One of the more recently identified, and simple, treatments of chronic pain has been made popular over the past decade by American physician Dr Janet Travell. And it is one of the few medical terms that is nearly self-explanatory.

It consists of treating tender points in the soft issues which often accompany, or cause, chronic pain.

The trigger point is a small, well-defined area of tenderness, sensitive to pressure or stretching. Usually less than a centimetre in size, it is located in muscle, connective tissue or skin. When stimulated, or excited, it reacts by causing pain and spasm in a rather explosive way. Hence the comparison with pulling the trigger of a gun! And pain is not only caused at the site but far beyond the point. For example, a trigger point in the neck may produce headaches. One in the back may produce leg pain. A trigger point in the shoulder blade can produce pain down the inside of the arm.

Predisposing causes There is a range of conditions that tend to make tissues develop a trigger point. These include:

• Chronic muscular strain produced by poor posture or repetitive movements.

• General tiredness, nerve irritation and chronic pain.

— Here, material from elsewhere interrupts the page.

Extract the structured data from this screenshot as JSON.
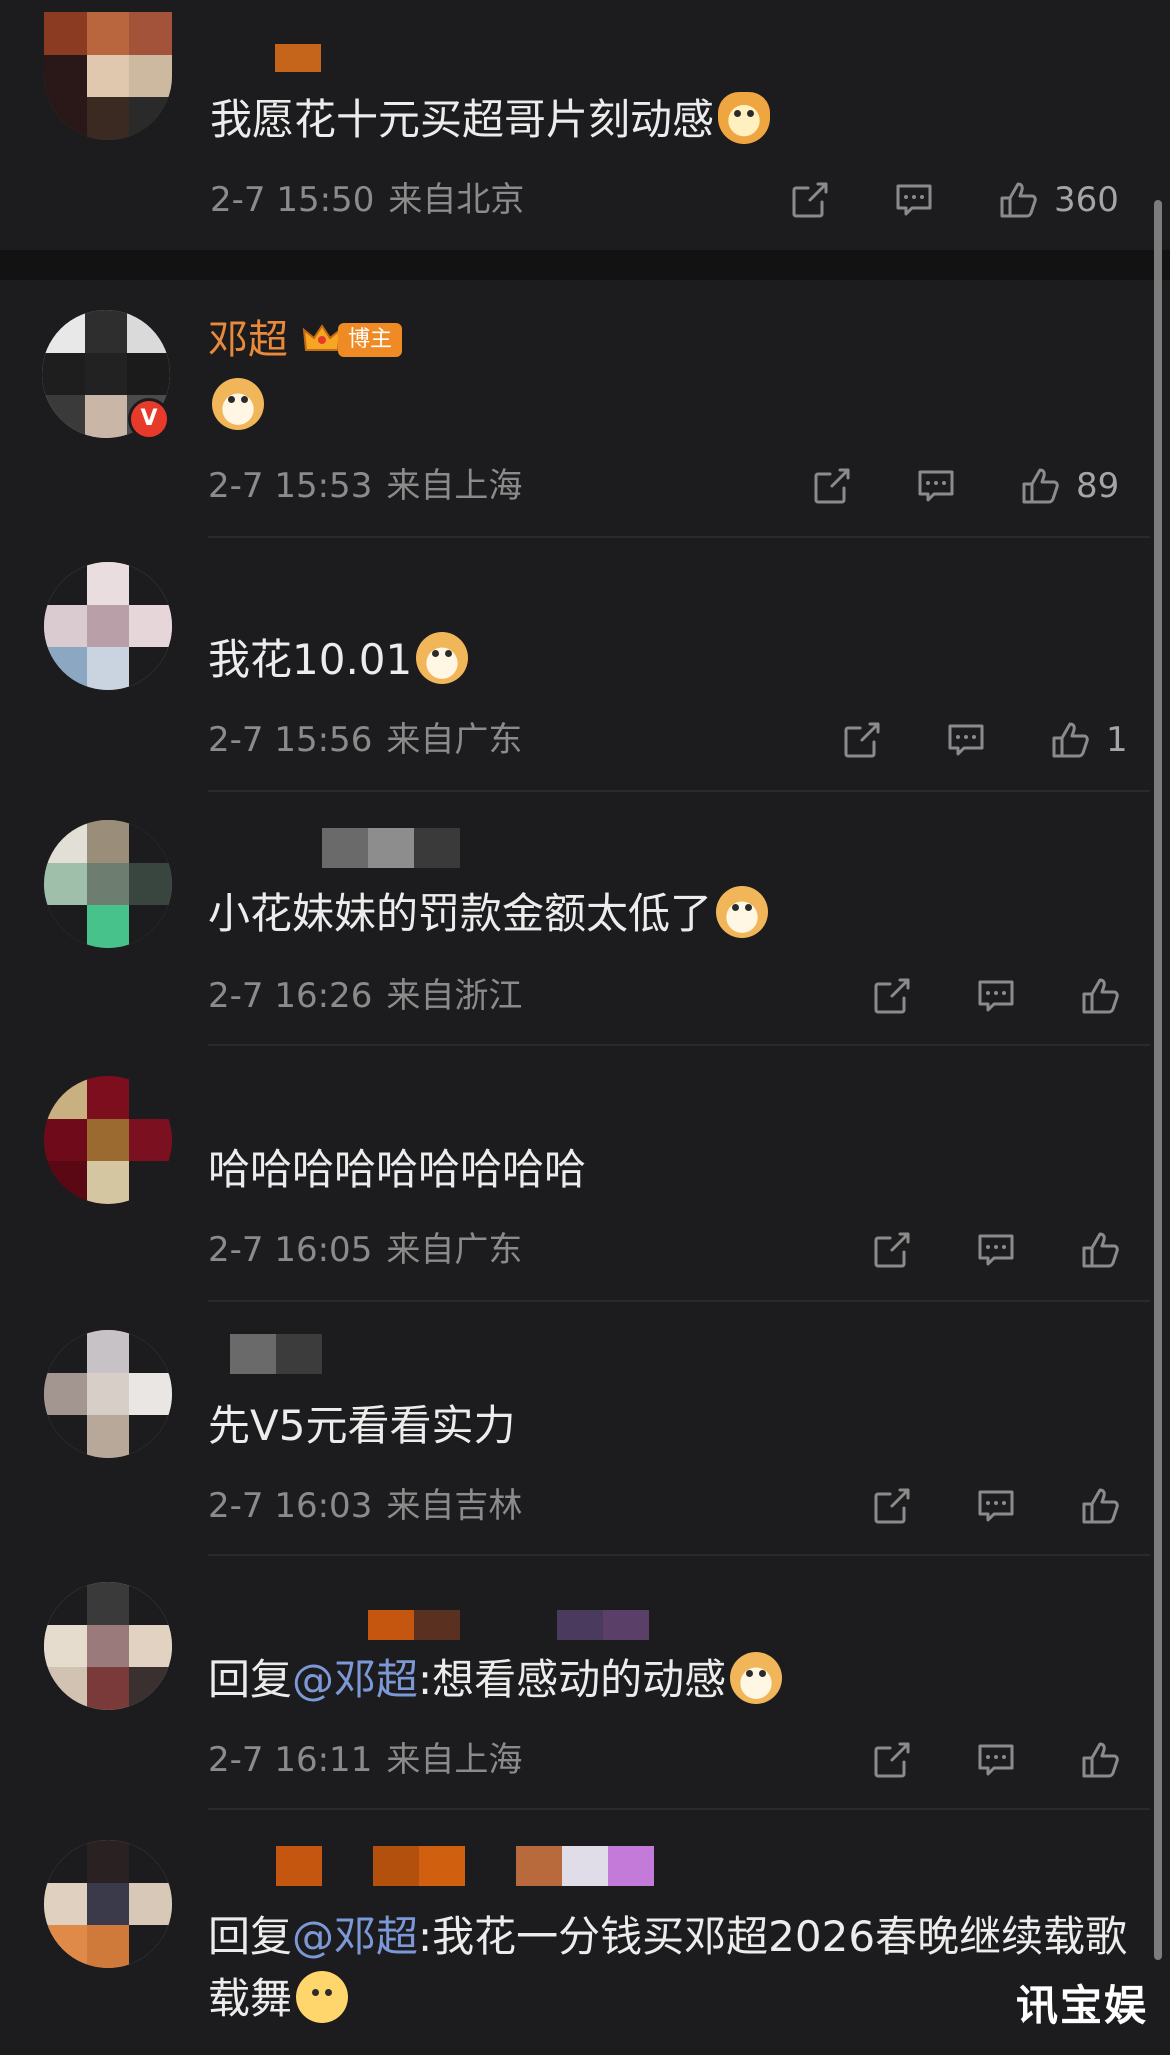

• Poor sleep patterns are believed to be increasingly important because these can lead to chronic muscle spasm when a person is asleep. The poor sleep pattern condition is now a popular illness, given the name ‘fibromyositis syndrome’. This has all the hallmarks of being a twentieth century disease due to continuing muscle spasm aggravated by anxiety and strain.

It can be summarised as an ‘uptight syndrome’ during waking and sleeping.

Immediate causes These include sudden injury due to strain, temperature changes and serious illness — thus putting a strain on the whole body, and acute nerve pressure.